Cinderella Pumpkin – Grow your own
Growing Pumpkins and keeping the old strains alive
Growing pumpkins is relatively easy, but if you want the really tasty original varieties then you had better read on.
The pumpkin is one of the staple vegetables that you can grow in your garden and store over Summer and eat for six months. It seems everywhere I go someone is cooking pumpkin soup. It is cheap, readily available and the recipe can be varied. Add some coconut cream and a kaffir lime leaf and you have an interesting variation. You can also roast the pumpkin first to get some extra flavour into the soup and add a tomato and carrot.
Identifying Real Pumpkin Seed
Pumpkins or Cucurbita maxima can be identified by the cellophane coating around the seed. They will cross pollinate with each other so resulting in the original pumpkin variety being lost.
Follow these basic rules. Only grow one Cucurbita maxima species in your garden. This way it is isolated from other pumpkins. If you are in a suburban area check that your neighbours aren’t growing other varieties of pumpkin nearby to avoid cross-pollination.
Of course in the city it is more difficult to grow pumpkins as they require a fair bit of room, but if you have a community garden nearby see if you can liaise with the rest of people to grow one Cucurbita maxima species per year in the garden thereby keeping some fantastic old varieties alive.
Old dry varieties of pumpkin are superior for baking
This Cinderella Pumpkin is a beauty. It is probably an old variety like Jarrahdale and is very tasty, firm and great for roasting. If you cook it it holds it’s shape and doesn’t melt into a gooey stringy mess. Other old dry varieties are Hubbard Squash, Ironbark and Queensland Blue.
Do not confuse Pumpkins with Grammas or Cucurbita moschata. Butternut is a gramma and will not cross with pumpkins but will cross with other Grammas. These can be identified by the fact that they have a raised ridge around the edge of the seed and don’t have a cellophane coating.
In times of escalating food costs and chronic lack of good wholesome unadulterated food, this humble cucurbit is a great vegetable to grow. Spring is the time to plant the seed. So make a nice fertile mound of compost in the full sun and plant three or four seeds in the mound. A nice rainy day when the moon is waxing is best. Give them plenty of room to spread unhindered by lawn mowers and whipper snippers.
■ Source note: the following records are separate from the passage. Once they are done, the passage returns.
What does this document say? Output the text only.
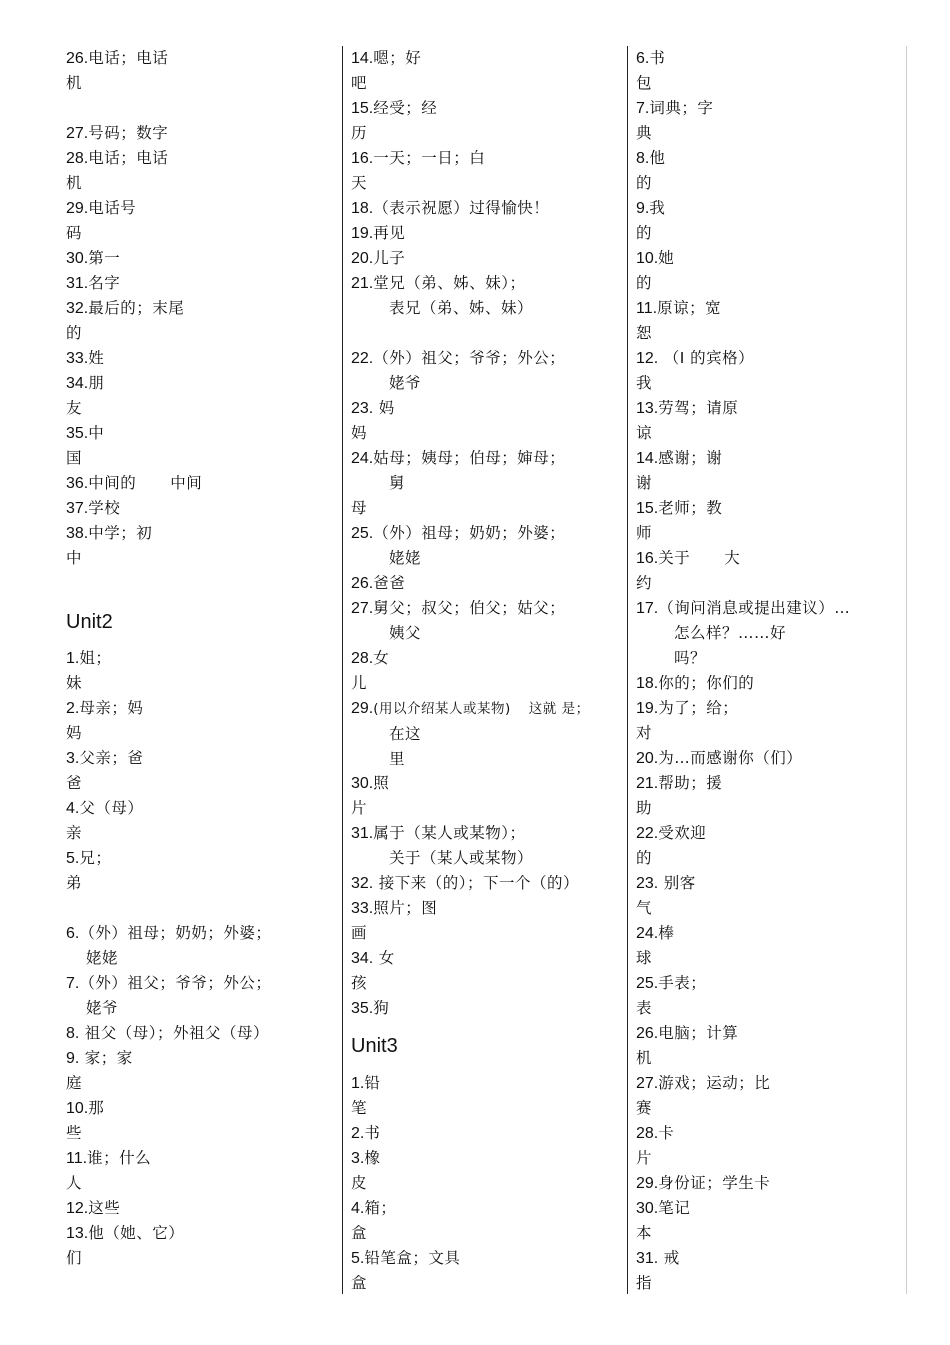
26.电话；电话
机
27.号码；数字
28.电话；电话
机
29.电话号
码
30.第一
31.名字
32.最后的；末尾
的
33.姓
34.朋
友
35.中
国
36.中间的 中间
37.学校
38.中学；初
中
Unit2
1.姐；
妹
2.母亲；妈
妈
3.父亲；爸
爸
4.父（母）
亲
5.兄；
弟
6.（外）祖母；奶奶；外婆；
姥姥
7.（外）祖父；爷爷；外公；
姥爷
8. 祖父（母）；外祖父（母）
9. 家；家
庭
10.那
些
11.谁；什么
人
12.这些
13.他（她、它）
们
14.嗯；好
吧
15.经受；经
历
16.一天；一日；白
天
18.（表示祝愿）过得愉快！
19.再见
20.儿子
21.堂兄（弟、姊、妹）；
表兄（弟、姊、妹）
22.（外）祖父；爷爷；外公；
姥爷
23. 妈
妈
24.姑母；姨母；伯母；婶母；
舅
母
25.（外）祖母；奶奶；外婆；
姥姥
26.爸爸
27.舅父；叔父；伯父；姑父；
姨父
28.女
儿
29.(用以介绍某人或某物) 这就 是；
在这
里
30.照
片
31.属于（某人或某物）；
关于（某人或某物）
32. 接下来（的）；下一个（的）
33.照片；图
画
34. 女
孩
35.狗
Unit3
1.铅
笔
2.书
3.橡
皮
4.箱；
盒
5.铅笔盒；文具
盒
6.书
包
7.词典；字
典
8.他
的
9.我
的
10.她
的
11.原谅；宽
恕
12. （I 的宾格）
我
13.劳驾；请原
谅
14.感谢；谢
谢
15.老师；教
师
16.关于 大
约
17.（询问消息或提出建议）…
怎么样？……好
吗？
18.你的；你们的
19.为了；给；
对
20.为…而感谢你（们）
21.帮助；援
助
22.受欢迎
的
23. 别客
气
24.棒
球
25.手表；
表
26.电脑；计算
机
27.游戏；运动；比
赛
28.卡
片
29.身份证；学生卡
30.笔记
本
31. 戒
指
You won’t know if your seed has cross pollinated until you grow it out the first time. So source of seed is very important. Once you have a variety that is true to type, keep it pure and then save the seeds. If you pass it on to your friends make sure they know about this so they keep their seed pure too.
Roast off excess seed for kids healthy snack food
Oh and remember, never put the seed in the compost. You will have all sorts of rogue pumpkins coming up and you wont know which ones are the good ones. Save the seed instead and roast it off. The seed is an excellent snack food for the kids. Good pumpkin varieties will keep for up to six months, so if you have a bumper crop you’ll be eating pumpkins most of the year. Happy Gardening. Let’s cut out the middle man and grow our own.